The presenters (like the topics) were a mixed bunch (in a good way!), and the first talk was a beauty – insightful, engaging, educational, warm and witty. See for yourself, as Prof Dato’ Anwar Fazal, a leading social advocate, presents ‘The Spirit of Penang’. Even some locals commented that they learned things concerning Penang about which they were previously blissfully unaware. Note that you’ll need to ‘fast forward’ to the 27 minute mark to get past the introductions.
This set a very high standard for those who followed, and some struggled more than others. [The above video shows the first three speakers, and you’ll find the other two videos for the rest on UStream. Males dominated the nine-person speaker list, though the lone female (21-year old Jazz Tan Yee Mei) more than held her own with her stirring tale, ‘Youths are Leaders of Today’. ‘Penang Industry Beyond Manufacturing’ may not seem a particularly exciting title, but wait till you see what Dato’ Boonler Somchit does with it! And a colleague from WOU, Prof Dato’ Ho Sinn Chye, produced a chuckle or two from the audience, particularly his slide of his grand-daughter doing her ABCs on her laptop (see ‘To E-Learners, Engagement is the Name of the Game’, parts 1 and 2). Now it may have been just me, but the speaker (un-named – I’ll leave it to you to work it out if you’re interested) who came on a bit strong with the emotional appeal, somewhat in the style of a Southern US preacher, left me a rather unmoved. To be blunt, the local presenters were better than the ‘imports’!

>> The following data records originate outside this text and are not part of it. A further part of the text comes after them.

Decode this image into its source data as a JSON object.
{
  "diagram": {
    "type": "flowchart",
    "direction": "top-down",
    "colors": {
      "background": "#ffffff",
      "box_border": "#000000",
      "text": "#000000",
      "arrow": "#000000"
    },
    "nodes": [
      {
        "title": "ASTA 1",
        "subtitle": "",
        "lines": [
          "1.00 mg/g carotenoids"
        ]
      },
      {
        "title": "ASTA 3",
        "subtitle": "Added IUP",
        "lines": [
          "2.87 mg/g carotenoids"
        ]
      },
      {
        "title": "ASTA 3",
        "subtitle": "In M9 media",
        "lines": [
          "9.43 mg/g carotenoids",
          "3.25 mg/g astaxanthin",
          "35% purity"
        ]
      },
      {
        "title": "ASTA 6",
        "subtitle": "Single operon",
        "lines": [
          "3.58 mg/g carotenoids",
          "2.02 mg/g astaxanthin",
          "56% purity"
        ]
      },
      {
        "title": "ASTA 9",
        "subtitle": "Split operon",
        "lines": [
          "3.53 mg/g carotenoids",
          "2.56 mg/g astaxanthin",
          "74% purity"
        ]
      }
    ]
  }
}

I must admit to skipping the lunch, but apparently that turned out to be a good move from what I hear from those that endured. But what can you expect for 20 ringgit (about US$7) – you’ll pay a tad more to attend a TED Conference (TED2012 will set you back US$7500). And anyway, it wasn’t about the food, it was about the event, and that was without doubt a great success.